Most of the trials carried out so far have looked at whether PARP inhibitors can treat women with breast cancer caused by inherited BRCA gene faults, who make up about five per cent of breast cancer cases. Finding that faulty BRCA 1 and 2 genes are common in serous ovarian cancer is exciting, and means that that these drugs may ultimately be useful for women with this form of the disease.
According to Cancer Research UK’s ovarian cancer expert Dr James Brenton , one intriguing possibility is that these women could first be given a platinum drug for a short period, and then longer term PARP inhibitor treatment to ‘mop up’ any remaining cancer cells. As PARP inhibitors can be taken as tablets (rather than intravenously), this would be especially convenient as an outpatient treatment.
This is a strategy that a team of researchers led by Professor Jonathan Lederman at UCL has been testing in a clinical trial . Results are expected this summer.
Dr Brenton is planning to test a similar approach in the near future.
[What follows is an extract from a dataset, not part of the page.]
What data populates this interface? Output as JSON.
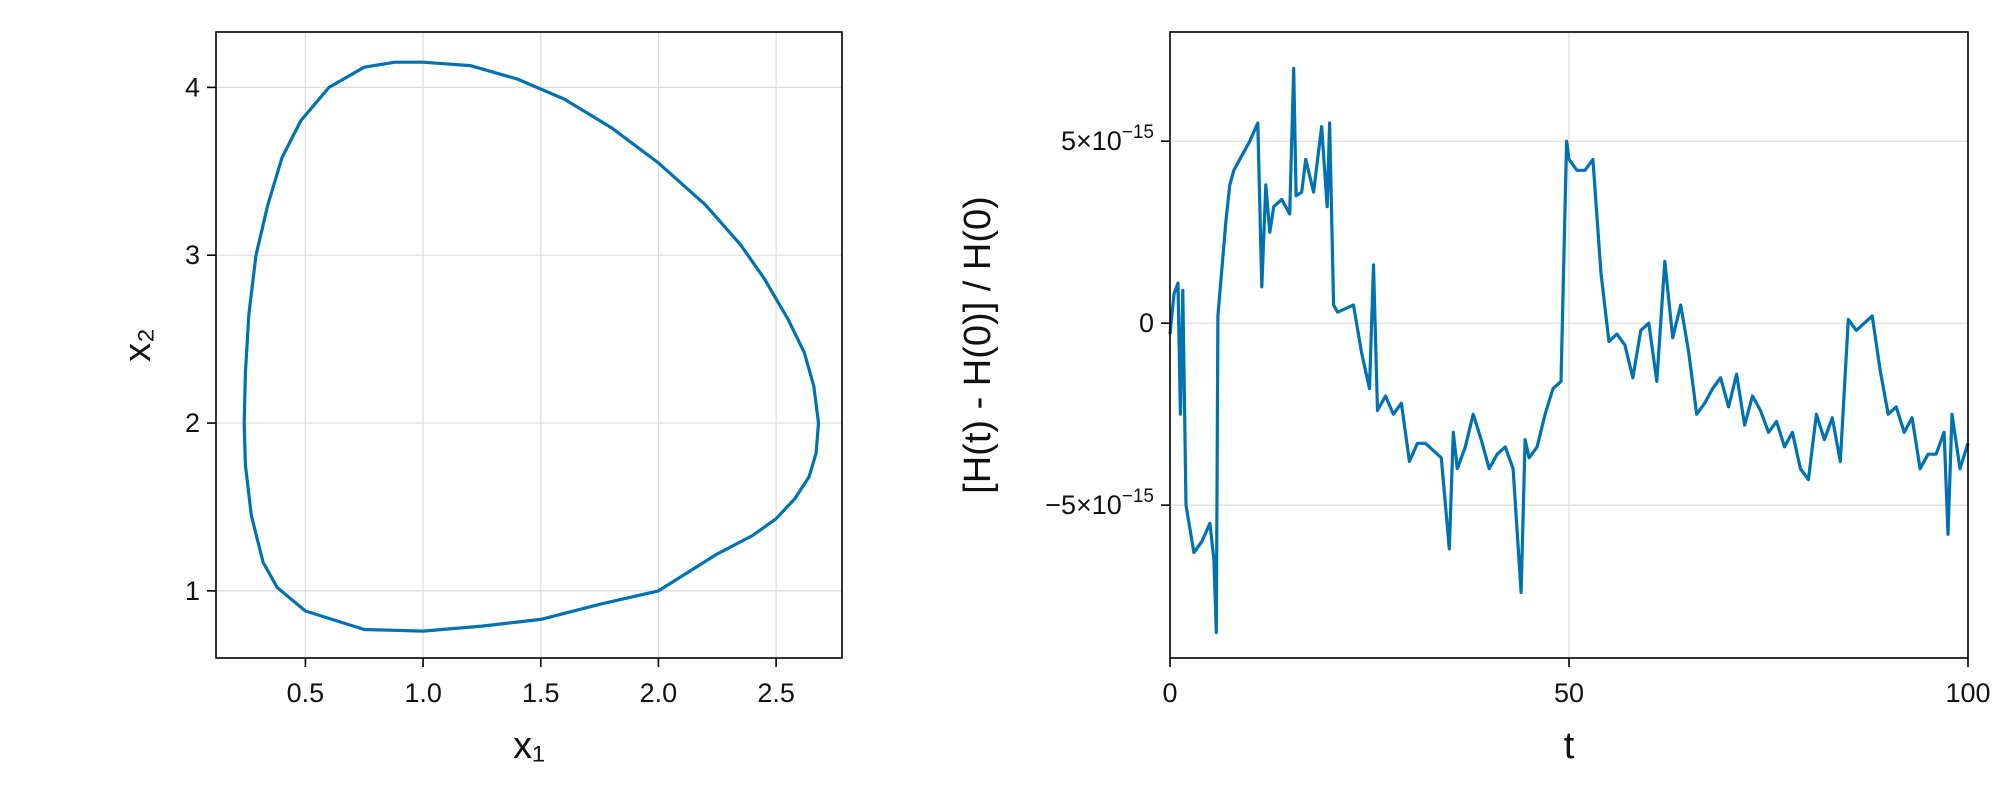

He told us he’s extremely optimistic that PARP inhibitors will play a wider role in high grade serous ovarian cancer in the future, potentially curing even more women than we do today:
“Ovarian cancer is starting to become a more controllable chronic disease but a cure remains elusive in most cases,” he said.
“We need to investigate the full potential of targeted treatments such as PARP inhibitors in ovarian cancer, as women with the high-grade serous type may have undiagnosed faults in BRCA1 and BRCA2, or other alterations in their cancer, which makes them very sensitive to this drug,” he told us.
His sentiments echo remarks made at last year’s NCRI cancer conference, when Professor Stan Kaye from the Institute of Cancer Research gave an excellent talk about the future of ovarian cancer treatment ( which you can read here )
But along with trying to improve treatments, diagnosing ovarian cancer earlier will also save lives.
We’re supporting several efforts to do this: the huge UKCTOCS screening trial we wrote about in 2009 is continuing to gather data and researchers worldwide are investigating new ways to detect and monitor the disease.
To this end, we’ve just awarded Professor Ian Jacobs , one of the leading UK experts in ovarian cancer detection, a five-year programme grant to investigate new molecular tests (biomarkers) for early ovarian cancer.
So it’s not just the statistics that are giving us cause for optimism. Research going on right now, in labs around the UK, could lead to even greater improvements in our understanding of ovarian cancer – both how to treat it, and how to detect it earlier.
And at some point in the not-too-distant future, we hope the fruits of this research will mean that the outlook for women diagnosed with ovarian cancer, at any stage, will be a good deal brighter than it is now.